Tuesday, November 17, 2009

Mayo Clinic electronic newsletter

The Mayo Clinic website has tons of great information, even beyond what we usually consider medical information, such as healthy eating and various aspects of healthy living. On the Clinic's homepage, you can sign up to receive its electronic newsletter.

Recently, the newsletter ran this helpful piece on talking to children about adoption. Topics in the article include when to talk to your child about adoption, how to discuss it, how to address racial or cultural differences, and answering children's questions.

Monday, November 9, 2009

Insights into international adoptions

A story in the New York Times looks at international adoptions, especially adoptions of Korean children in the 1950s to 1980s, and the difficulty with cultural and racial adjustments the children went through. Now adults, numerous adoptees were interviewed for a report, which enlightens many issues of transracial adoptions.
The report was issued by the Evan B. Donaldson Adoption Institute, a nonprofit adoption research and policy group based in New York. Since 1953, parents in the United States have adopted more than a half-million children from other countries, the vast majority of them from orphanages in Asia, South America and, most recently, Africa. Yet the impact of such adoptions on identity has been only sporadically studied.
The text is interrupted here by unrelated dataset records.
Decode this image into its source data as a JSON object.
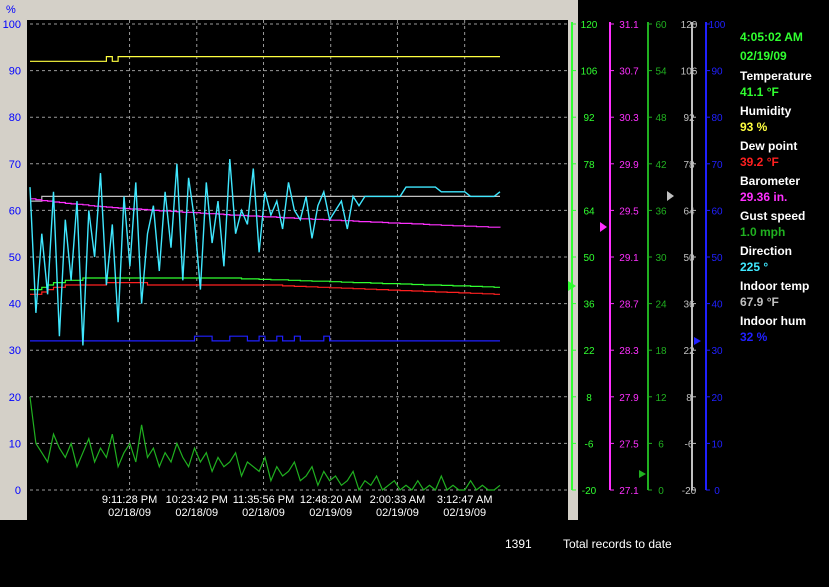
{
  "colors": {
    "background": "#000000",
    "plot_frame": "#d4d0c8",
    "grid": "#9a9a9a",
    "humidity": "#ffff40",
    "wind": "#40e8ff",
    "barometer": "#ff30ff",
    "temperature": "#30ff30",
    "dewpoint": "#ff2020",
    "indoor_hum": "#2020ff",
    "gust": "#20b020",
    "indoor_temp": "#c0c0c0"
  },
  "readouts": {
    "time": "4:05:02 AM",
    "date": "02/19/09",
    "items": [
      {
        "label": "Temperature",
        "value": "41.1 °F",
        "color": "#30ff30"
      },
      {
        "label": "Humidity",
        "value": "93 %",
        "color": "#ffff40"
      },
      {
        "label": "Dew point",
        "value": "39.2 °F",
        "color": "#ff2020"
      },
      {
        "label": "Barometer",
        "value": "29.36 in.",
        "color": "#ff30ff"
      },
      {
        "label": "Gust speed",
        "value": "1.0 mph",
        "color": "#20b020"
      },
      {
        "label": "Direction",
        "value": "225 °",
        "color": "#40e8ff"
      },
      {
        "label": "Indoor temp",
        "value": "67.9 °F",
        "color": "#c0c0c0"
      },
      {
        "label": "Indoor hum",
        "value": "32 %",
        "color": "#2020ff"
      }
    ]
  },
  "status": {
    "record_count": "1391",
    "record_text": "Total records to date"
  },
  "chart_data": {
    "type": "line",
    "left_axis": {
      "title": "%",
      "ticks": [
        "0",
        "10",
        "20",
        "30",
        "40",
        "50",
        "60",
        "70",
        "80",
        "90",
        "100"
      ],
      "range": [
        0,
        100
      ]
    },
    "x_ticks": [
      {
        "time": "9:11:28 PM",
        "date": "02/18/09",
        "pos": 0.148
      },
      {
        "time": "10:23:42 PM",
        "date": "02/18/09",
        "pos": 0.291
      },
      {
        "time": "11:35:56 PM",
        "date": "02/18/09",
        "pos": 0.433
      },
      {
        "time": "12:48:20 AM",
        "date": "02/19/09",
        "pos": 0.576
      },
      {
        "time": "2:00:33 AM",
        "date": "02/19/09",
        "pos": 0.718
      },
      {
        "time": "3:12:47 AM",
        "date": "02/19/09",
        "pos": 0.861
      }
    ],
    "right_axes": [
      {
        "name": "temperature",
        "ticks": [
          "-20",
          "-6",
          "8",
          "22",
          "36",
          "50",
          "64",
          "78",
          "92",
          "106",
          "120"
        ],
        "color": "#30ff30",
        "range": [
          -20,
          120
        ]
      },
      {
        "name": "barometer",
        "ticks": [
          "27.1",
          "27.5",
          "27.9",
          "28.3",
          "28.7",
          "29.1",
          "29.5",
          "29.9",
          "30.3",
          "30.7",
          "31.1"
        ],
        "color": "#ff30ff",
        "range": [
          27.1,
          31.1
        ]
      },
      {
        "name": "wind speed",
        "ticks": [
          "0",
          "6",
          "12",
          "18",
          "24",
          "30",
          "36",
          "42",
          "48",
          "54",
          "60"
        ],
        "color": "#20b020",
        "range": [
          0,
          60
        ]
      },
      {
        "name": "indoor temp",
        "ticks": [
          "-20",
          "-6",
          "8",
          "22",
          "36",
          "50",
          "64",
          "78",
          "92",
          "106",
          "120"
        ],
        "color": "#c0c0c0",
        "range": [
          -20,
          120
        ]
      },
      {
        "name": "indoor humidity",
        "ticks": [
          "0",
          "10",
          "20",
          "30",
          "40",
          "50",
          "60",
          "70",
          "80",
          "90",
          "100"
        ],
        "color": "#2020ff",
        "range": [
          0,
          100
        ]
      }
    ],
    "series": [
      {
        "key": "humidity",
        "color": "#ffff40",
        "values": [
          92,
          92,
          92,
          92,
          92,
          92,
          92,
          92,
          92,
          92,
          92,
          92,
          92,
          93,
          92,
          93,
          93,
          93,
          93,
          93,
          93,
          93,
          93,
          93,
          93,
          93,
          93,
          93,
          93,
          93,
          93,
          93,
          93,
          93,
          93,
          93,
          93,
          93,
          93,
          93,
          93,
          93,
          93,
          93,
          93,
          93,
          93,
          93,
          93,
          93,
          93,
          93,
          93,
          93,
          93,
          93,
          93,
          93,
          93,
          93,
          93,
          93,
          93,
          93,
          93,
          93,
          93,
          93,
          93,
          93,
          93,
          93,
          93,
          93,
          93,
          93,
          93,
          93,
          93,
          93,
          93
        ]
      },
      {
        "key": "indoor_temp",
        "color": "#c0c0c0",
        "values": [
          62,
          62,
          63,
          63,
          63,
          63,
          63,
          63,
          63,
          63,
          63,
          63,
          63,
          63,
          63,
          63,
          63,
          63,
          63,
          63,
          63,
          63,
          63,
          63,
          63,
          63,
          63,
          63,
          63,
          63,
          63,
          63,
          63,
          63,
          63,
          63,
          63,
          63,
          63,
          63,
          63,
          63,
          63,
          63,
          63,
          63,
          63,
          63,
          63,
          63,
          63,
          63,
          63,
          63,
          63,
          63,
          63,
          63,
          63,
          63,
          63,
          63,
          63,
          63,
          63,
          63,
          63,
          63,
          63,
          63,
          63,
          63,
          63,
          63,
          63,
          63,
          63,
          63,
          63,
          63,
          63
        ]
      },
      {
        "key": "barometer",
        "color": "#ff30ff",
        "values": [
          62.5,
          62.3,
          62.1,
          62.0,
          61.8,
          61.7,
          61.5,
          61.4,
          61.3,
          61.2,
          61.0,
          60.9,
          60.8,
          60.7,
          60.6,
          60.5,
          60.4,
          60.3,
          60.3,
          60.2,
          60.1,
          60.0,
          59.9,
          59.9,
          59.8,
          59.7,
          59.6,
          59.6,
          59.5,
          59.4,
          59.3,
          59.3,
          59.2,
          59.1,
          59.0,
          59.0,
          58.9,
          58.8,
          58.8,
          58.7,
          58.6,
          58.6,
          58.5,
          58.4,
          58.4,
          58.3,
          58.2,
          58.2,
          58.1,
          58.1,
          58.0,
          57.9,
          57.9,
          57.8,
          57.8,
          57.7,
          57.6,
          57.6,
          57.5,
          57.5,
          57.4,
          57.3,
          57.3,
          57.2,
          57.2,
          57.1,
          57.1,
          57.0,
          56.9,
          56.9,
          56.8,
          56.8,
          56.7,
          56.7,
          56.6,
          56.6,
          56.5,
          56.5,
          56.4,
          56.4,
          56.3
        ]
      },
      {
        "key": "temperature",
        "color": "#30ff30",
        "values": [
          43,
          43,
          43.5,
          44,
          44.5,
          44.5,
          45,
          45,
          45,
          45.5,
          45.5,
          45.5,
          45.5,
          45.5,
          45.5,
          45.5,
          45.5,
          45.5,
          45.5,
          45.5,
          45.5,
          45.5,
          45.5,
          45.5,
          45.5,
          45.5,
          45.5,
          45.5,
          45.5,
          45.5,
          45.5,
          45.5,
          45.5,
          45.5,
          45.5,
          45.5,
          45.3,
          45.3,
          45.3,
          45.2,
          45.2,
          45.1,
          45.1,
          45.1,
          45,
          45,
          44.9,
          44.9,
          44.8,
          44.8,
          44.8,
          44.7,
          44.7,
          44.6,
          44.6,
          44.5,
          44.5,
          44.5,
          44.4,
          44.4,
          44.3,
          44.3,
          44.3,
          44.2,
          44.2,
          44.1,
          44.1,
          44,
          44,
          44,
          43.9,
          43.9,
          43.8,
          43.8,
          43.8,
          43.7,
          43.7,
          43.6,
          43.6,
          43.5,
          43.5
        ]
      },
      {
        "key": "dewpoint",
        "color": "#ff2020",
        "values": [
          42,
          42,
          42.5,
          43,
          43.5,
          43.5,
          44,
          44,
          44,
          44,
          44,
          44,
          44,
          44.5,
          44.5,
          44.5,
          44.5,
          44.5,
          44.5,
          44.5,
          44,
          44,
          44,
          44,
          44,
          44,
          44,
          44,
          44,
          44,
          44,
          44,
          44,
          44,
          44,
          44,
          44,
          44,
          44,
          44,
          44,
          44,
          44,
          43.8,
          43.8,
          43.7,
          43.7,
          43.6,
          43.6,
          43.5,
          43.5,
          43.4,
          43.4,
          43.3,
          43.3,
          43.2,
          43.2,
          43.1,
          43.1,
          43,
          43,
          42.9,
          42.9,
          42.8,
          42.8,
          42.7,
          42.7,
          42.6,
          42.6,
          42.5,
          42.5,
          42.4,
          42.4,
          42.3,
          42.3,
          42.2,
          42.2,
          42.1,
          42.1,
          42,
          42
        ]
      },
      {
        "key": "indoor_hum",
        "color": "#2020ff",
        "values": [
          32,
          32,
          32,
          32,
          32,
          32,
          32,
          32,
          32,
          32,
          32,
          32,
          32,
          32,
          32,
          32,
          32,
          32,
          32,
          32,
          32,
          32,
          32,
          32,
          32,
          32,
          32,
          32,
          33,
          33,
          33,
          32,
          32,
          32,
          33,
          33,
          33,
          32,
          32,
          33,
          32,
          32,
          33,
          32,
          32,
          33,
          32,
          32,
          32,
          32,
          33,
          32,
          32,
          32,
          32,
          32,
          32,
          32,
          32,
          32,
          32,
          32,
          32,
          32,
          32,
          32,
          32,
          32,
          32,
          32,
          32,
          32,
          32,
          32,
          32,
          32,
          32,
          32,
          32,
          32,
          32
        ]
      },
      {
        "key": "wind_dir",
        "color": "#40e8ff",
        "values": [
          65,
          38,
          55,
          42,
          64,
          33,
          58,
          45,
          62,
          31,
          60,
          50,
          68,
          44,
          57,
          36,
          63,
          48,
          66,
          40,
          55,
          61,
          47,
          64,
          52,
          70,
          45,
          67,
          58,
          43,
          66,
          53,
          62,
          48,
          71,
          55,
          60,
          57,
          69,
          51,
          64,
          59,
          62,
          56,
          66,
          60,
          58,
          63,
          54,
          61,
          64,
          58,
          60,
          62,
          56,
          63,
          61,
          63,
          63,
          63,
          63,
          63,
          63,
          63,
          65,
          65,
          65,
          65,
          65,
          65,
          64,
          64,
          64,
          64,
          64,
          63,
          63,
          63,
          63,
          63,
          64
        ]
      },
      {
        "key": "gust",
        "color": "#20b020",
        "values": [
          20,
          10,
          8,
          6,
          12,
          9,
          7,
          10,
          5,
          8,
          11,
          6,
          9,
          7,
          12,
          5,
          8,
          10,
          6,
          14,
          7,
          9,
          5,
          8,
          6,
          10,
          7,
          5,
          9,
          6,
          8,
          4,
          7,
          5,
          6,
          8,
          3,
          6,
          5,
          4,
          7,
          2,
          5,
          3,
          4,
          6,
          2,
          3,
          5,
          1,
          4,
          2,
          3,
          1,
          2,
          4,
          0,
          2,
          1,
          3,
          0,
          1,
          2,
          0,
          1,
          0,
          2,
          0,
          1,
          0,
          3,
          0,
          1,
          0,
          0,
          2,
          0,
          1,
          0,
          0,
          1
        ]
      }
    ]
  }
}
The authors of the Donaldson Adoption Institute study said they hoped their work would guide policymakers, parents and adoption agencies in helping the current generation of children adopted from Asian countries to form healthy identities.

“So much of the research on transracial adoption has been done from the perspective of adoptive parents or adolescent children,” said Adam Pertman, executive director of the institute. “We wanted to be able to draw on the knowledge and life experience of a group of individuals who can provide insight into what we need to do better.”

The study recommends several changes in adoption practices that the institute said are important, including better support for adoptive parents and recognition that adoption grows in significance for their children from young adulthood on, and throughout adulthood. South Korea was the first country from which Americans adopted in significant numbers. From 1953 to 2007, an estimated 160,000 South Korean children were adopted by people from other countries, most of them in the United States. They make up the largest group of transracial adoptees in the United States and, by some estimates, are 10 percent of the nation’s Korean population.

The report says that significant changes have occurred since the first generation of adopted children were brought to the United States, a time when parents were told to assimilate the children into their families without regard for their native culture.

Yet even adoptees who are exposed to their culture and have parents who discuss issues of race and discrimination say they found it difficult growing up.

Tuesday, November 3, 2009

How our mortality can define the meaning of our lives

The New York Times concluded (for now) its blog series, Happy Times, about "the pursuit of what matters in troubled times recently. The final entry reflects on the meaning of one's life, especially when facing or reflecting upon one inevitable death. The writer observes two lessons in our mortality: First, that death is terrifying because we are essentially future-focused beings, and we do not know when death will occur for us.

The second, less obvious lesson is that death gives our life purpose by defining our lives in time, with finite boundaries. Developing that thought:

And when there is always time for everything, there is no urgency for anything. It may well be that life is not long enough. But it is equally true that a life without limits would lose the beauty of its moments. It would become boring, but more deeply it would become shapeless. Just one damn thing after another.

This is the paradox death imposes upon us: it grants us the possibility of a meaningful life even as it takes it away.

Monday, November 2, 2009

The evolving science of autism spectrum disorder

A recent story in the New York Times describes the ongoing evolution and evaluation of medical and scientific understanding of Asperger's syndrome and similar conditions within the range of autism spectrum disorder.

Here's an excerpt:

If these experts have their way, Asperger’s syndrome and another mild form of autism, pervasive developmental disorder not otherwise specified (P.D.D.-N.O.S. for short), will be folded into a single broad diagnosis, autism spectrum disorder — a category that encompasses autism’s entire range, or spectrum, from high-functioning to profoundly disabling.

“Nobody has been able to show consistent differences between what clinicians diagnose as Asperger’s syndrome and what they diagnose as mild autistic disorder,” said Catherine Lord, director of the Autism and Communication Disorders Centers at the University of Michigan, one of 13 members of a group evaluating autism and other neurodevelopmental disorders for the manual [on psychiatric diagnoses, being revised for publication in 2012].

“Asperger’s means a lot of different things to different people,” Dr. Lord said. “It’s confusing and not terribly useful.”

Taking Asperger’s out of the manual . . .does not mean the term will disappear. “We don’t want to say that no one can ever use this word,” Dr. Lord said, adding: “It’s not an evidence-based term. It may be something people would like to use to describe how they see themselves fitting into the spectrum.”